Much has been said over the past week about catalog sales overtaking new release or front-line sales. Many have offered opinions on why this has happened (pricing differences; deaths of important artists) and what it means (legacy artists are “better”; new music “stinks”, etc.).
I feel that much is missing from this conversation, so I’ll try to provide a little background on catalog as a business and how I think it should be integrated into new record company models.
A record company's assets are the actual master recordings. These masters are what the company owns, and with that ownership comes a potential revenue stream. Of course, for this potential to be realized, the catalog needs to be created and then marketed effectively. Yet if this takes place, the revenue stream created by it won’t dry up simply because an artist moves into a new release cycle. In fact, if an artist remains viable, then their catalog will generate a revenue stream that will pay out like an annuity.
Financial planners tell you to diversify your portfolio as a hedge against market downturns. The theory is that through diversification, you can weather a bear market because some portion of your assets will still have returns even if others are losing money. This is accomplished through a variety of means: investing in multiple asset classes, using a mix of investment vehicles, etc. Given the current state of the record business and that I see a future involving assessing multiple—though much smaller—revenue streams, it makes sense to take the financial planner’s advice. Capitalizing on a variety of revenue streams as they relate to an individual company's (or artist’s) business is essential.

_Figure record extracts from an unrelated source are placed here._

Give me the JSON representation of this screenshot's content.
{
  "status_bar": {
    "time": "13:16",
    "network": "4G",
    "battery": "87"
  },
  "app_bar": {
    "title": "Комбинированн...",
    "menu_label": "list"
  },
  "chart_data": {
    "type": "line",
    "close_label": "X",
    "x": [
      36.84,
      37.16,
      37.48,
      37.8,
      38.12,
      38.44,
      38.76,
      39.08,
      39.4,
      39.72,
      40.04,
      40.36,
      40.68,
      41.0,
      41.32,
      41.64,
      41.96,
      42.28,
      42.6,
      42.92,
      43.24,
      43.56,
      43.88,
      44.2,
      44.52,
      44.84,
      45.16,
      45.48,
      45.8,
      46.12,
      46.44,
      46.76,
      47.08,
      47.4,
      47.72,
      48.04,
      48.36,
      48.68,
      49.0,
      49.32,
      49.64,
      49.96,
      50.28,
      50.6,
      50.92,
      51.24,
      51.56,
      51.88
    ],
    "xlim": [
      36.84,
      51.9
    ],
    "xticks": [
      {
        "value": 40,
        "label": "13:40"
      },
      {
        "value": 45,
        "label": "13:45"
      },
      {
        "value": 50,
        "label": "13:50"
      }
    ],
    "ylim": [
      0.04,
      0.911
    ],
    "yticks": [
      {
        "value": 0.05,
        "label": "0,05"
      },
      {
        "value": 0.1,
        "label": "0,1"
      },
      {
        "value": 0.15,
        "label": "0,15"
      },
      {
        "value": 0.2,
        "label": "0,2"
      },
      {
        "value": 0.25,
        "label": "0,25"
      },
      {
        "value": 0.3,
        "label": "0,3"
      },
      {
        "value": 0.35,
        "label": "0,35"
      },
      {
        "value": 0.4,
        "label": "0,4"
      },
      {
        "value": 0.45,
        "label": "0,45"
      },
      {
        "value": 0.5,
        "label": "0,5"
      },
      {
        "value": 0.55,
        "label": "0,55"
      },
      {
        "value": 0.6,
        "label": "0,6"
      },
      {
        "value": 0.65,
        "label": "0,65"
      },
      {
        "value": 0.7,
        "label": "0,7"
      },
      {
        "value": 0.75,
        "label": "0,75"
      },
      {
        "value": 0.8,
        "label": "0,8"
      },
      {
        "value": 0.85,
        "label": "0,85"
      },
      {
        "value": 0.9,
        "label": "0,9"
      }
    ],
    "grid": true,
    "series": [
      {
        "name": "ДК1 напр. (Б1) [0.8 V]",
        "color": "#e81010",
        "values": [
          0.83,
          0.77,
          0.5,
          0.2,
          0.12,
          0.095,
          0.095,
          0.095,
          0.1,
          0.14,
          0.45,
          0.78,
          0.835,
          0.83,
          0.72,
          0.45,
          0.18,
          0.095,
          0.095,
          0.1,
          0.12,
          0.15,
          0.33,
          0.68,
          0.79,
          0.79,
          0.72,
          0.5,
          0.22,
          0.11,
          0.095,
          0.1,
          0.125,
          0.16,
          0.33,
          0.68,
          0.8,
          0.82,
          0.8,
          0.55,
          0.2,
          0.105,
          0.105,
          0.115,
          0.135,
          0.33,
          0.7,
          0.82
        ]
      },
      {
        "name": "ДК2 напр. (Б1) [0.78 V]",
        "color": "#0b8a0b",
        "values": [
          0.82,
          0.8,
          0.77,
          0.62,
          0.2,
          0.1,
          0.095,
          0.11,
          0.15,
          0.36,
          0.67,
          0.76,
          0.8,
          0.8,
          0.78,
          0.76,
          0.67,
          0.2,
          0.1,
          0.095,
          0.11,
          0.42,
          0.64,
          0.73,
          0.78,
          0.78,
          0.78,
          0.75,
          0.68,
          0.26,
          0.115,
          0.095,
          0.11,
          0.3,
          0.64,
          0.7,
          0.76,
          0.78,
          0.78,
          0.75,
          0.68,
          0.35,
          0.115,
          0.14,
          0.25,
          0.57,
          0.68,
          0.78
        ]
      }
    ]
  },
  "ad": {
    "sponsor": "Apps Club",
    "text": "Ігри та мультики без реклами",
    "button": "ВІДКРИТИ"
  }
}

When we talk about “depth of catalog”, we talk about a record company that made investments in its future by signing and developing artists whose recordings became more valuable over time. To do this, A&R functions at labels must balance the need to sign talent that is hot and current with an eye toward whether that talent has staying power. If done well, each signing works to diversify the company’s portfolio. Each should be an investment that will continue to pay (like an annuity) regardless of the current market conditions.
What has concerned me about record company structure over the past decade or so is how their catalog business has been divorced from their front-line business. Yes, catalog is old and unsexy. However it sells, and certainly given this recent data, it is reemerging as an important revenue stream. I do understand the principle behind the split: it’s simply economy of scale. However, I think that valuable synergies are lost when you separate the catalog and the front-line. Furthermore “music discovery” is a growing business that will hopefully lead to greater increases in catalog sales. Frankly, in the current marketplace, companies need to take advantage of every opportunity.
(Of course, this entire conversation is described in Chris Anderson's book, The Long Tail.)
What this shift in sales ultimately represents is an opportunity for a return to focusing on the catalog business. While I would argue that it should have never taken a back seat to front-line marketing efforts, the reemergence of catalog sales shows its continued importance to the record business. And in the digital marketplace, catalog product doesn't take up space or require tremendous resources to manage. As a result, it is like free money, as (presumably) the costs incurred in creating it have already been incurred, and therefore any cost in maintaining it is purely for marketing and promotion.
So does the reemergence of catalog sales mean that new music stinks? Of course not, but it should be a clarion call to record companies and artists that they need to diversify their products and take better advantage of their catalog.